Ruakuri glowworms at Waitomo Caves. Photo / Supplied
Helen van Berkel heads underground with her daughter for the stunning delights of Waitomo.
Who knew that a fratricidal cannibal could produce such glowingly beautiful poo? I certainly didn't. But this luminescent constellation hid a terrible secret.
Were I to fly towards to those evilly promising lights, I would find myself caught in a silken but deadly web, my guts sucked out of me, the meal of the seemingly innocent glowworm, the star of Waitomo, the smiling stuffed toy of the gift shop.
Luckily, I'm not one of the unfortunate creatures of the waters that flow through the Ruakuri Cave.
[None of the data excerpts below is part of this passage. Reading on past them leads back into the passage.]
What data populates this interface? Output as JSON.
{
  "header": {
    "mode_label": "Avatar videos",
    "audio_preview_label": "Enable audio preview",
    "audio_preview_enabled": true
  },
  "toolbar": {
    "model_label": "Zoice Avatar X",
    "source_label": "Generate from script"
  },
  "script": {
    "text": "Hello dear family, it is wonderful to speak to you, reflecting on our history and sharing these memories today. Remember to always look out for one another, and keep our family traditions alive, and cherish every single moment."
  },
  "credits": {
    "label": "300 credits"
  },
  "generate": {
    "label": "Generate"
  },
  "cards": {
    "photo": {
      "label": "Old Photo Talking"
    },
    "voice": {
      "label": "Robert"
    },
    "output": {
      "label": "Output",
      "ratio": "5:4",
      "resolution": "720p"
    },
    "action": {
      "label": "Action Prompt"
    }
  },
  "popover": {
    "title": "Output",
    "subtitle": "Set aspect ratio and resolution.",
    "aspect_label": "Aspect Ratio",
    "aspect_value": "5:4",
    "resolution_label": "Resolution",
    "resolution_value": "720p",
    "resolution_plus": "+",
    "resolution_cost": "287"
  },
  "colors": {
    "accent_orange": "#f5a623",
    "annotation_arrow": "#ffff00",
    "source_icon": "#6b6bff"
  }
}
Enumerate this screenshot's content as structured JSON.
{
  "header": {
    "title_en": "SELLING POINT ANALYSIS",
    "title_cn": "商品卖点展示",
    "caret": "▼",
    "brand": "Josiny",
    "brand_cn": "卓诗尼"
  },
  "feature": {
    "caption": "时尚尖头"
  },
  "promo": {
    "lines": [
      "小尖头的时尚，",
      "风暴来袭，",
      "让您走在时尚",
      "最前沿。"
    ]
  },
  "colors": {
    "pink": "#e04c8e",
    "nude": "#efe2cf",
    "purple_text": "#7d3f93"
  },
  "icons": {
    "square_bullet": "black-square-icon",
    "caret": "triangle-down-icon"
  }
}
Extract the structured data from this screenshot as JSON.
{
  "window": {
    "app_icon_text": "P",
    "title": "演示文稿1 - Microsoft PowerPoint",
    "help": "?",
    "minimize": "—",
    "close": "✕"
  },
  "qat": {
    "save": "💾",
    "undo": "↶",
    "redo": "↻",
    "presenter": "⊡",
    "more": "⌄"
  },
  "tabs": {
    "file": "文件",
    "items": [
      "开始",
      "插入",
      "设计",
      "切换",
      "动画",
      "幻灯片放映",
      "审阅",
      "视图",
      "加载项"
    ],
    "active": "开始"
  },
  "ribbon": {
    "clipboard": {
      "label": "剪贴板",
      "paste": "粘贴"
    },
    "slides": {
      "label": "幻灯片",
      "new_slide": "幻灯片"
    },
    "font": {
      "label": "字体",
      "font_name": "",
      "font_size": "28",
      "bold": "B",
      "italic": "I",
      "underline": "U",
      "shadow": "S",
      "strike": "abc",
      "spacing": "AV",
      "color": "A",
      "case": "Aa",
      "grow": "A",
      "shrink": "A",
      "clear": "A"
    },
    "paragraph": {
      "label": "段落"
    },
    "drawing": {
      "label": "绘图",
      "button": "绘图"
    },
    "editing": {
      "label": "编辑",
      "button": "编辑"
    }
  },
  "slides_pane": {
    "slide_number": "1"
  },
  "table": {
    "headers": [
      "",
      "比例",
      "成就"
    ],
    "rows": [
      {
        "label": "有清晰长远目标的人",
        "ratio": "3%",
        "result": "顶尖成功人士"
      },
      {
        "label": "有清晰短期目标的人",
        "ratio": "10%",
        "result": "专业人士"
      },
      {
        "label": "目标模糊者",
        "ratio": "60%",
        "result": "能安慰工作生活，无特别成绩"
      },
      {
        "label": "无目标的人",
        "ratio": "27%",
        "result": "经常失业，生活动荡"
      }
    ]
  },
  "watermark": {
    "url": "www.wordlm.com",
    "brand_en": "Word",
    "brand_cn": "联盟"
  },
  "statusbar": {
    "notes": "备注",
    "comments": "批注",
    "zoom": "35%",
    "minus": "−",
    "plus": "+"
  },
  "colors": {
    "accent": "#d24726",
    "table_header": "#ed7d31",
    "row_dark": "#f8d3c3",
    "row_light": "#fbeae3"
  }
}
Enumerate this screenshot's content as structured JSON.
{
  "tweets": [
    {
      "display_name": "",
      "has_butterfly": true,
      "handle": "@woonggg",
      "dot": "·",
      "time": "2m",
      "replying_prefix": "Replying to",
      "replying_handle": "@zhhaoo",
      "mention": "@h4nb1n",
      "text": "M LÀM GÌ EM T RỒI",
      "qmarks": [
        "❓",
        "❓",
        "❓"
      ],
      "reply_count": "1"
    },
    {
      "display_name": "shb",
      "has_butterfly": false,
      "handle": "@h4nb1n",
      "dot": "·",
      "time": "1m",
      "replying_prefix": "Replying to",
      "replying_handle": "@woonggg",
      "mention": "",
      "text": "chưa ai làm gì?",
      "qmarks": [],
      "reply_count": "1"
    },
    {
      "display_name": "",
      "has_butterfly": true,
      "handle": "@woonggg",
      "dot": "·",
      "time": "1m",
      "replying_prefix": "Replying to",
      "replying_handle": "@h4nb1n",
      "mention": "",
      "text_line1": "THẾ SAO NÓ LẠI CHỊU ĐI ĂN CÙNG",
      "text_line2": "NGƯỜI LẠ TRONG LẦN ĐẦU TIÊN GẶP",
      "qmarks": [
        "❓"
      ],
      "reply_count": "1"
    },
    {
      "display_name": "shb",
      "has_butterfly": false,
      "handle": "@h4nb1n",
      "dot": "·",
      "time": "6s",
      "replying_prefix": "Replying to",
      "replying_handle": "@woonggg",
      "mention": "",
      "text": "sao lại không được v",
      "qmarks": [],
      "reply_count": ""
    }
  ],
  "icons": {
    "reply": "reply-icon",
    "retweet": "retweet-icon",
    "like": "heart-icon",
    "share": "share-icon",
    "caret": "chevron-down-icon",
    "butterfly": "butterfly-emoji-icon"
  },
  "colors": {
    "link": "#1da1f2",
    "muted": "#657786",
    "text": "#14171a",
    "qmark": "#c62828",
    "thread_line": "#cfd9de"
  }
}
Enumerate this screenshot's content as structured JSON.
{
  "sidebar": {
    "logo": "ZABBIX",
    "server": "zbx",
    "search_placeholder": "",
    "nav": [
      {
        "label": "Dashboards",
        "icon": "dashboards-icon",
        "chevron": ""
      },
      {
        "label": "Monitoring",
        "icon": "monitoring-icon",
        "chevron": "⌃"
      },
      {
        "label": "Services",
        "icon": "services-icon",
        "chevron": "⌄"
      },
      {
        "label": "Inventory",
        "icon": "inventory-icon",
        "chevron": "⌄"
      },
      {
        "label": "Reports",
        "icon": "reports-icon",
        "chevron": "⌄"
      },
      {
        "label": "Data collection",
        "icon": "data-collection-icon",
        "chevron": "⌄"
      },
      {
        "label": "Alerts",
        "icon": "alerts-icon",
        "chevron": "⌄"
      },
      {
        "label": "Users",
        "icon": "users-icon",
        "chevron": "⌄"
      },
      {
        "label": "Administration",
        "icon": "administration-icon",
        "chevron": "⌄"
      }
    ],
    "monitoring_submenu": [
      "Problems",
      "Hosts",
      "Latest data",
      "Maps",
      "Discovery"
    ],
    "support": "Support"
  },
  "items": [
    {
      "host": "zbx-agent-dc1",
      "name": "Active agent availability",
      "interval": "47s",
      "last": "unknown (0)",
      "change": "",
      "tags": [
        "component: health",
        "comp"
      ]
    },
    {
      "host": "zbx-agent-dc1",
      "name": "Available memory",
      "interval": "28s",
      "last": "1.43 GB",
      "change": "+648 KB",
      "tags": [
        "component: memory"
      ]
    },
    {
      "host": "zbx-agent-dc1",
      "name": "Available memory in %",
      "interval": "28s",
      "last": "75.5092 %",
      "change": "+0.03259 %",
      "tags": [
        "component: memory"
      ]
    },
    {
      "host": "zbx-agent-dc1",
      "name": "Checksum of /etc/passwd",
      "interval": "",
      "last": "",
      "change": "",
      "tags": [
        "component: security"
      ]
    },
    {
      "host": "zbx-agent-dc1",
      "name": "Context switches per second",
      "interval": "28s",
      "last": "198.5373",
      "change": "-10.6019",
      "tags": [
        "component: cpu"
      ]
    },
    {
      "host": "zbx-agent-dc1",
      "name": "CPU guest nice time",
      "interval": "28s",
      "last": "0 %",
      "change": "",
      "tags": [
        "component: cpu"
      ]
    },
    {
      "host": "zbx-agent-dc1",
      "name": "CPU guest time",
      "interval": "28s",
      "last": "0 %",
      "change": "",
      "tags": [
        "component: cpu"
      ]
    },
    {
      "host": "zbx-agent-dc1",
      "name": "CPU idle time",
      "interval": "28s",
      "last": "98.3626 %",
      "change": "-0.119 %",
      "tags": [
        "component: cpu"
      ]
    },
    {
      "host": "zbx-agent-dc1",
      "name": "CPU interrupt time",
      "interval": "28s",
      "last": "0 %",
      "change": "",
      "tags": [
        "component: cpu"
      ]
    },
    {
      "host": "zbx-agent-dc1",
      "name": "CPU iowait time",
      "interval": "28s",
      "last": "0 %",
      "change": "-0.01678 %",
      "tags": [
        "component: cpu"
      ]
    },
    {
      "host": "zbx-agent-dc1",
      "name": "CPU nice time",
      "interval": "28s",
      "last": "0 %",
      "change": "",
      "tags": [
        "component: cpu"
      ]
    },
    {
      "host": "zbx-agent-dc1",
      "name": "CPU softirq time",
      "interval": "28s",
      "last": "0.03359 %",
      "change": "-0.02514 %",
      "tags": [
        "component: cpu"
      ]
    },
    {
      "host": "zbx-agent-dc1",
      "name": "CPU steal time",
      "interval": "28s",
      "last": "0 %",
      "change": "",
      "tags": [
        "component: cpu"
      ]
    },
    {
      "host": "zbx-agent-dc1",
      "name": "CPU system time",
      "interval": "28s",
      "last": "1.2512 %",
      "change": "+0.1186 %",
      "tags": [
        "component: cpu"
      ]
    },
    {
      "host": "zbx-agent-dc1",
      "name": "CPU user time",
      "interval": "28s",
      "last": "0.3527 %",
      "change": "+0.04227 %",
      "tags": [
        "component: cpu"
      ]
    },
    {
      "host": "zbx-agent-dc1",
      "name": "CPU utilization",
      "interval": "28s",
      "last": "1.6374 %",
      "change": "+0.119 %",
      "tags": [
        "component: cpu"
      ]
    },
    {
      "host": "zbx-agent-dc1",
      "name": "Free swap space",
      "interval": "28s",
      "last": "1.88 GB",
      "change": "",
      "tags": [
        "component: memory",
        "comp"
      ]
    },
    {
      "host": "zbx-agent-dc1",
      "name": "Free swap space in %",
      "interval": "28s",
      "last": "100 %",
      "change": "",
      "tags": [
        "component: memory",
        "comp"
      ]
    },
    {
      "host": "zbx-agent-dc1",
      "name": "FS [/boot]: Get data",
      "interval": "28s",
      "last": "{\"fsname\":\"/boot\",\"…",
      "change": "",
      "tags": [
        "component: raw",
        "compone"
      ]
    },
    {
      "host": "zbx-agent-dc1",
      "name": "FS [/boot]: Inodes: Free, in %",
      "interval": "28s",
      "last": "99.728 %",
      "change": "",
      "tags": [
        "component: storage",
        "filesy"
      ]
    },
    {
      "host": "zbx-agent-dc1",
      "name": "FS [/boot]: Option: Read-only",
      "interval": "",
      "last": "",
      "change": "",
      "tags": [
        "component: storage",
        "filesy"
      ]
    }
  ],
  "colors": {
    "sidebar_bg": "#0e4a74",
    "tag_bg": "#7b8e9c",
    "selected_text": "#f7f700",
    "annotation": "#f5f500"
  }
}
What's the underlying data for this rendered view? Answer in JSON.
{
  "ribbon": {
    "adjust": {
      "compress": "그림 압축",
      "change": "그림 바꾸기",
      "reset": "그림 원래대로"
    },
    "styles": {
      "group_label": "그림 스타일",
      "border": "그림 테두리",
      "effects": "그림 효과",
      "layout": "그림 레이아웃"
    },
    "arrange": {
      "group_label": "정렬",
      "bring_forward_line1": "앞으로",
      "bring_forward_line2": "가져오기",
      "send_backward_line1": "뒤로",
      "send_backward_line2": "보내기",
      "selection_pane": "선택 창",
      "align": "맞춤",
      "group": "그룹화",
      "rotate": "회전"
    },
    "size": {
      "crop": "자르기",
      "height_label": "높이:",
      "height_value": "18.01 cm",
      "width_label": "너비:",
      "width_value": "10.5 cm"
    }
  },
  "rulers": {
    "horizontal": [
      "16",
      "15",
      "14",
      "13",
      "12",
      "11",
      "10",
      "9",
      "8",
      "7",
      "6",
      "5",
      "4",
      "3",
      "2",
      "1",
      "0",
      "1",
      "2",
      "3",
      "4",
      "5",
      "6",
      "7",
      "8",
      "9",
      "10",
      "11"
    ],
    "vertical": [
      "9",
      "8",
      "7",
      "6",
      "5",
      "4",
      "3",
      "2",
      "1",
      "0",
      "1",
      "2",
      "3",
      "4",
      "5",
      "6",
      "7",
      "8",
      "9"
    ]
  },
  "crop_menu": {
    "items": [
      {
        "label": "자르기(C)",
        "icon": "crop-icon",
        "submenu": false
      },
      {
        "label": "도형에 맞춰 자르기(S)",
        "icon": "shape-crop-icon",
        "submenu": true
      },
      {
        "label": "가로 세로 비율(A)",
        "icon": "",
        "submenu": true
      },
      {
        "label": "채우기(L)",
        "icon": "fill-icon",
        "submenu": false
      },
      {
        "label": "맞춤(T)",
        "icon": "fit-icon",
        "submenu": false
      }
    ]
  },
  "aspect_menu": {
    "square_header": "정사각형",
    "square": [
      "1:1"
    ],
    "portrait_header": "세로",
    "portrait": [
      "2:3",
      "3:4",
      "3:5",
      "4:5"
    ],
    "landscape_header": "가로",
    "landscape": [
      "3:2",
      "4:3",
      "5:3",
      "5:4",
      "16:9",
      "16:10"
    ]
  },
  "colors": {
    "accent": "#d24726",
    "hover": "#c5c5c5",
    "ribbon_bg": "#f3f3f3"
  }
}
I'm one of the human visitors who walk and abseil and bob through on inner tubes.
My daughter and I had decided on a weekend bonding trip. We left school and work early on Friday because bunking off is part of the treat. With great excitement and a cache of jokes (A cave is called a tomo. Why tomo? Oh.) we joined the traffic moving at 10 km/h on the Southern Motorway.
But when you're Going Away For The Weekend it takes more than a rubbish truck hitting an overbridge to drain the enthusiasm.
And we made the most of everything that was new and exciting, unpacking quickly at the Waitomo Top 10 Holiday Park and going for a walk to check out the neighbourhood attractions: the Huhu cafe and Curly's bar, before tucking in for the night.
We began our adventure on foot. We were the first group of the day to enter the Ruakuri cave, trailling guide Alex, who explained the cave's history as we went. Local Maori have known of these caves for more than 100 years but saw them as the gateway to the underworld.
They named them Ruakuri, after two wild dogs that raced out of one of the cave's entrances and ate the spoils of a hunting trip.
The tour starts as Alex lights up the spiral walkway entrance, layer by layer. It's very dramatic.
We follow the metal pathways, rib-height barriers keeping us from tumbling into the abyss — and from touching any of the structures. Stalactites grow about the length of a thumbnail in a century. All it takes to stop that is the touch of an oily human hand and that's that: millennia wasted.
And nature has had fun here, 65m below the surface, a mad sculptor in water and limestone, forming gargantuan pillars, cave coral and curtains of limestone that ripple out from the walls.
There are short stalactites, thick ones, thin ones, wet ones, dry ones. Each stretches out a dripping point to join the stalagmites eagerly reaching skyward to consummate a bond that will be set in stone forever a few million years from now.
I've seen the caves before but each visit is as astonishing as the last as Alex's torch beam and the pathway lights (blue for no-photography areas) reveal wonder after wonder in this serene land.
In the distance we hear the roaring rush of a cataract that makes the noise of Niagara. Alex tells us that the waterfall is only about a metre high. My ears don't believe him. In fact, I'm still doubting him when I find myself on its precipice later in the day, preparing to jump into the unknown. Backwards. In the dark.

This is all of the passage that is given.